Recently a lot of people have been talking about sample sizes. Often it's brought up in regards to the reliability of CORSI/FENWICK over other traditional measures, mentioned in relation to team strength, playoff success, and momentum. Personally I feel it best illustrates the reason why observation can be misleading. But what is sample size? In statistics it's often referred to as "N", and is a huge part of the pre-study analysis from healthcare to economics, and virtually every other industry. Sufficient data is always the biggest concern with any analysis. In a series of articles I'm going to do my best to come up with some concrete numbers that allow people to actually gauge adequate sample sizes; and hopefully illustrate the differences between statistical measures in terms of sample sizes. In this way we will hopefully be able to predict how many games or seasons it takes to truly validate a statistic.
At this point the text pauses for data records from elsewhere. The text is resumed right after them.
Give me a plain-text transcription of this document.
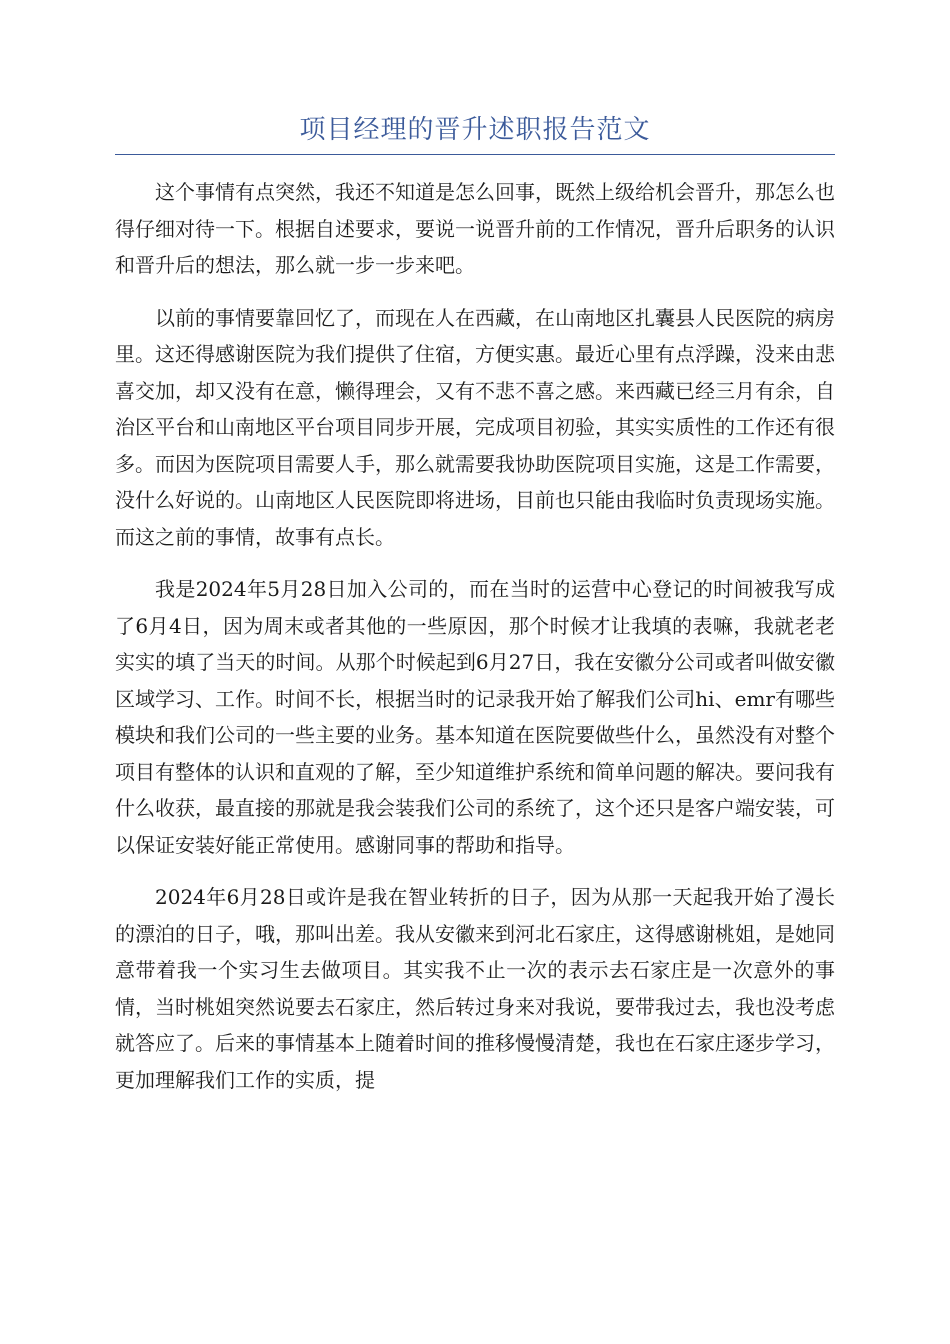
项目经理的晋升述职报告范文

这个事情有点突然，我还不知道是怎么回事，既然上级给机会晋升，那怎么也得仔细对待一下。根据自述要求，要说一说晋升前的工作情况，晋升后职务的认识和晋升后的想法，那么就一步一步来吧。

以前的事情要靠回忆了，而现在人在西藏，在山南地区扎囊县人民医院的病房里。这还得感谢医院为我们提供了住宿，方便实惠。最近心里有点浮躁，没来由悲喜交加，却又没有在意，懒得理会，又有不悲不喜之感。来西藏已经三月有余，自治区平台和山南地区平台项目同步开展，完成项目初验，其实实质性的工作还有很多。而因为医院项目需要人手，那么就需要我协助医院项目实施，这是工作需要，没什么好说的。山南地区人民医院即将进场，目前也只能由我临时负责现场实施。而这之前的事情，故事有点长。

我是2024年5月28日加入公司的，而在当时的运营中心登记的时间被我写成了6月4日，因为周末或者其他的一些原因，那个时候才让我填的表嘛，我就老老实实的填了当天的时间。从那个时候起到6月27日，我在安徽分公司或者叫做安徽区域学习、工作。时间不长，根据当时的记录我开始了解我们公司hi、emr有哪些模块和我们公司的一些主要的业务。基本知道在医院要做些什么，虽然没有对整个项目有整体的认识和直观的了解，至少知道维护系统和简单问题的解决。要问我有什么收获，最直接的那就是我会装我们公司的系统了，这个还只是客户端安装，可以保证安装好能正常使用。感谢同事的帮助和指导。

2024年6月28日或许是我在智业转折的日子，因为从那一天起我开始了漫长的漂泊的日子，哦，那叫出差。我从安徽来到河北石家庄，这得感谢桃姐，是她同意带着我一个实习生去做项目。其实我不止一次的表示去石家庄是一次意外的事情，当时桃姐突然说要去石家庄，然后转过身来对我说，要带我过去，我也没考虑就答应了。后来的事情基本上随着时间的推移慢慢清楚，我也在石家庄逐步学习，更加理解我们工作的实质，提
We begin with a preface: before we jump into anything, I think it's important to look at the big picture; that is the flash of light that an NHL career truly is. Unfortunetly for many players the NHL is a results driven industry that doesnt have time to wait and see if results are deserved. We first look at the typical life-span of a NHLer.
I decided to use a Kaplan-Meier esque curve to look at NHLers. Here I created two graphs that display all retired NHL players from about 20-30 years worth of data, looking at both how many seasons they played in, and how many games they played in. The y-axis represents the cumulative proportion of players left in the NHL, the x-axis is time in either seasons or games. Thus if you wanted to know what the probability of a player lasting 82 games in the NHL just go to 82 on the x axis, up to the curve, and trace it over to the y axis for your probability.
I included confidence intervals (CI) just in case some of you were suspicious. Believe me there is more than enough data in these 2 samples. (N > 2000)
Both of these graphs illustrate the dramatic drop in players over a short amount of time. By a players 117th NHL game half of the NHL players he started with are never to play another game. From the above graph we see that represents about 2-3 NHL seasons. Those that make it to 1000th NHL games are in the 5th percentile (or 95th, however you want to look at it). If your interested in the actual data I could send you the excel sheet I created; or you can use the equation on the right of the games graph which gives you a decent estimate.
So we begin our search with a preface and a reminder that unfortunately for most players they may never see enough games to warrant their exit from the show. Something we should keep in mind as we move forward in our search of sample sizes.